Congratulations! If you’ve gotten this far, it means you’re past the investigations and inspections period. Now it’s time for the appraisal.
What is the appraisal? Read this blog post to find out!
Who orders the appraisal? Your mortgage lender is the person who orders the appraisal. Generally the cost is somewhere between $400–$500 and is considered part of your closing costs.
A few tips about the appraisal:
- You do not need to attend.
- The buyer’s agent does not attend either. Occasionally the seller’s agent attends.
- Once the appraisal is ordered, it generally takes about a week or two for the appraiser come to conduct the appraisal inspection and prepare the report.
- Once the report is written, it’s given to your mortgage lender.
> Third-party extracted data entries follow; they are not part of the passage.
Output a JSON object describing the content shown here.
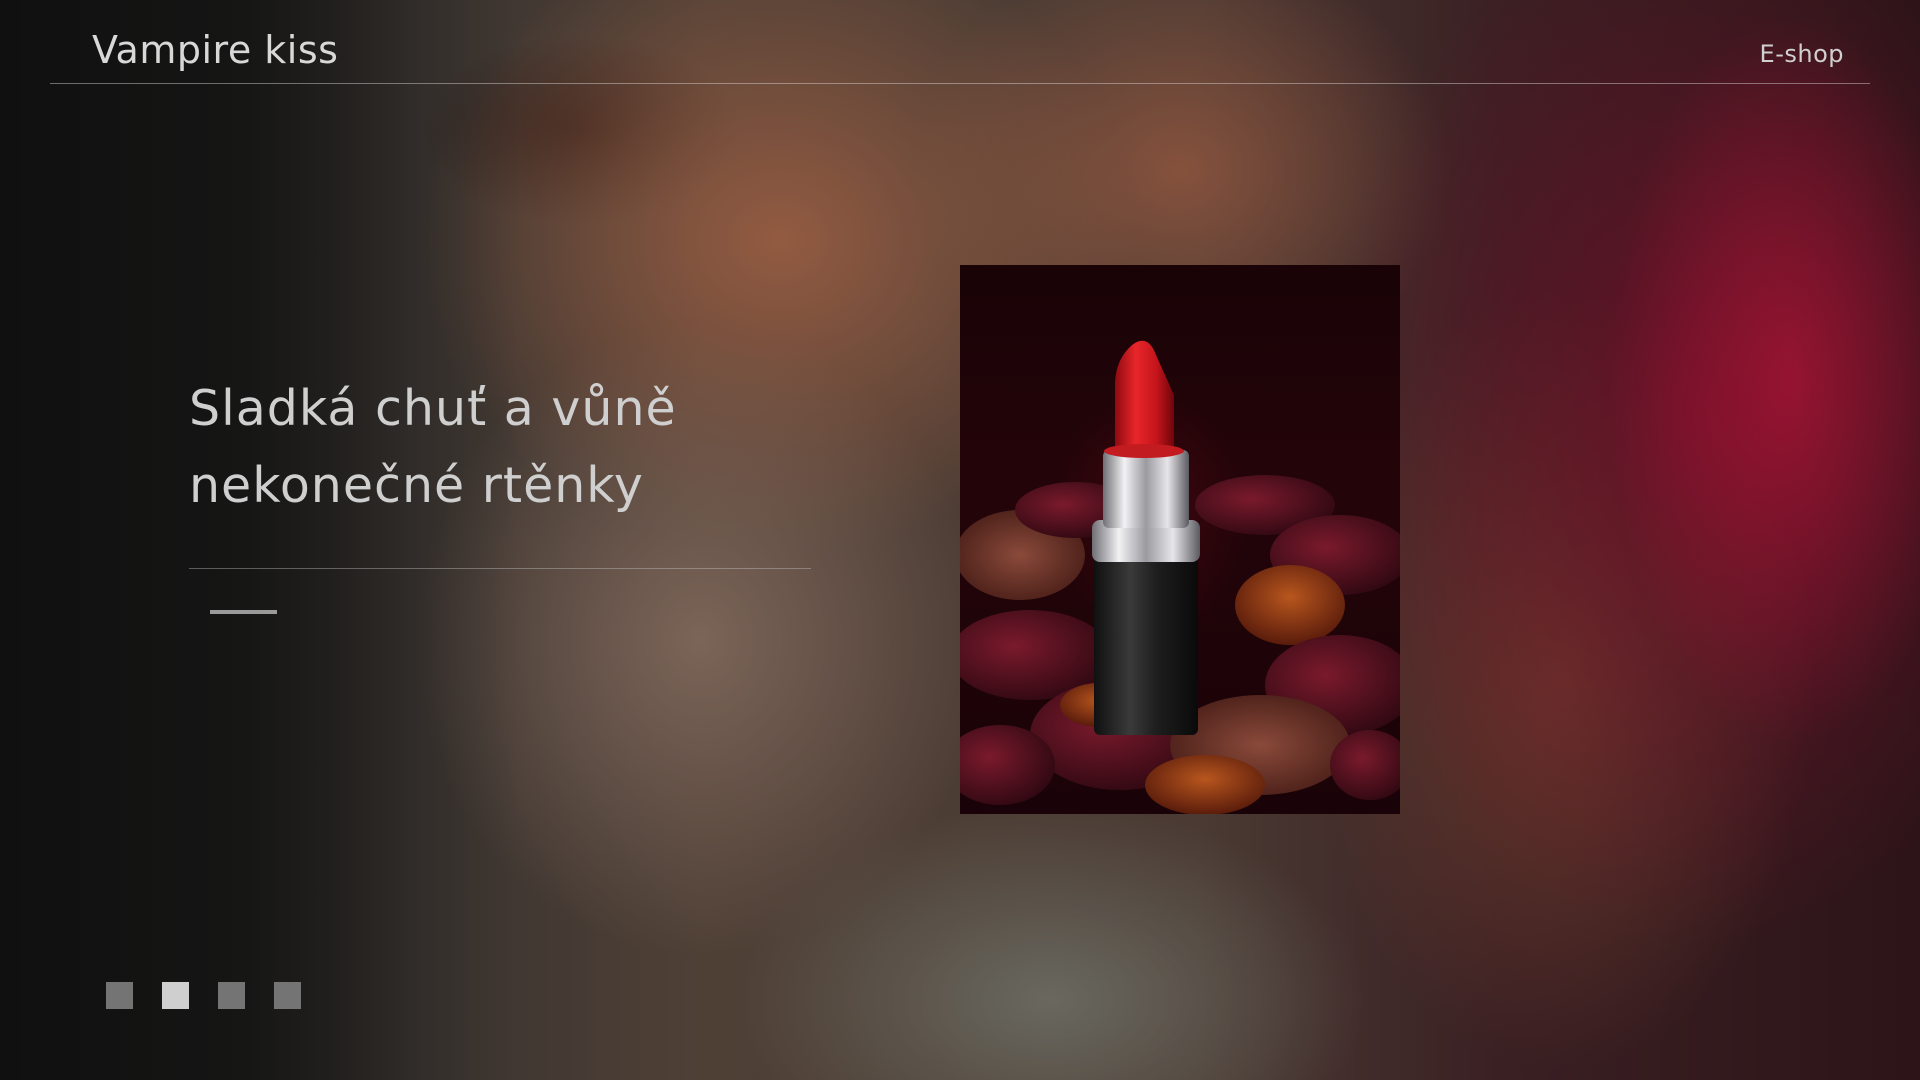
{
  "header": {
    "brand": "Vampire kiss",
    "nav_link": "E-shop"
  },
  "hero": {
    "headline_line1": "Sladká chuť  a vůně",
    "headline_line2": "nekonečné rtěnky"
  },
  "pager": {
    "count": 4,
    "active_index": 1
  },
  "colors": {
    "text": "#cfcfcf",
    "lipstick_red": "#d81e22",
    "pager_inactive": "#747474",
    "pager_active": "#cfcfcf"
  }
}
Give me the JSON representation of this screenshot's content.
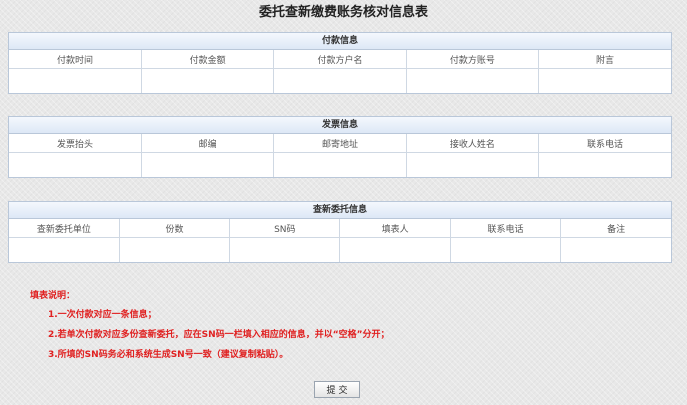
{
  "title": "委托查新缴费账务核对信息表",
  "payment": {
    "header": "付款信息",
    "columns": [
      "付款时间",
      "付款金额",
      "付款方户名",
      "付款方账号",
      "附言"
    ]
  },
  "invoice": {
    "header": "发票信息",
    "columns": [
      "发票抬头",
      "邮编",
      "邮寄地址",
      "接收人姓名",
      "联系电话"
    ]
  },
  "commission": {
    "header": "查新委托信息",
    "columns": [
      "查新委托单位",
      "份数",
      "SN码",
      "填表人",
      "联系电话",
      "备注"
    ]
  },
  "notes": {
    "title": "填表说明：",
    "items": [
      "1.一次付款对应一条信息；",
      "2.若单次付款对应多份查新委托，应在SN码一栏填入相应的信息，并以“空格”分开；",
      "3.所填的SN码务必和系统生成SN号一致（建议复制粘贴）。"
    ]
  },
  "submit_label": "提交",
  "colors": {
    "accent_red": "#e02020",
    "header_blue": "#dde8f6",
    "border": "#b9c7d9"
  }
}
Your lender will then forward it to you to let you know whether the property appraised at the purchase price, below the purchase price, or above the purchase price.
- If the property appraised at the purchase price, nothing further needs to be done and the closing will proceed as planned.
- If the property appraised for more than the purchase price, congratulations! That means we got you a great deal and you’ll have instant equity in your home on the day you move in!
- If the property appraised for less than the purchase price, we have a problem. That means the bank will only give you a loan based on the appraised value. In this case, we then go back and renegotiate the purchase price down with the sellers, ideally to the appraisal price. If they won’t come down to the appraisal price, then you can choose to either walk away and get your earnest money back or bring the additional funds to closing. For instance, if the purchase price is $200,000, but the appraisal only came in at $175,000 and the sellers won’t go any lower than $180,000, you have to decide if you’re going to bring an extra $5,000 on top of your down payment and closing costs to closing or walk away from the deal.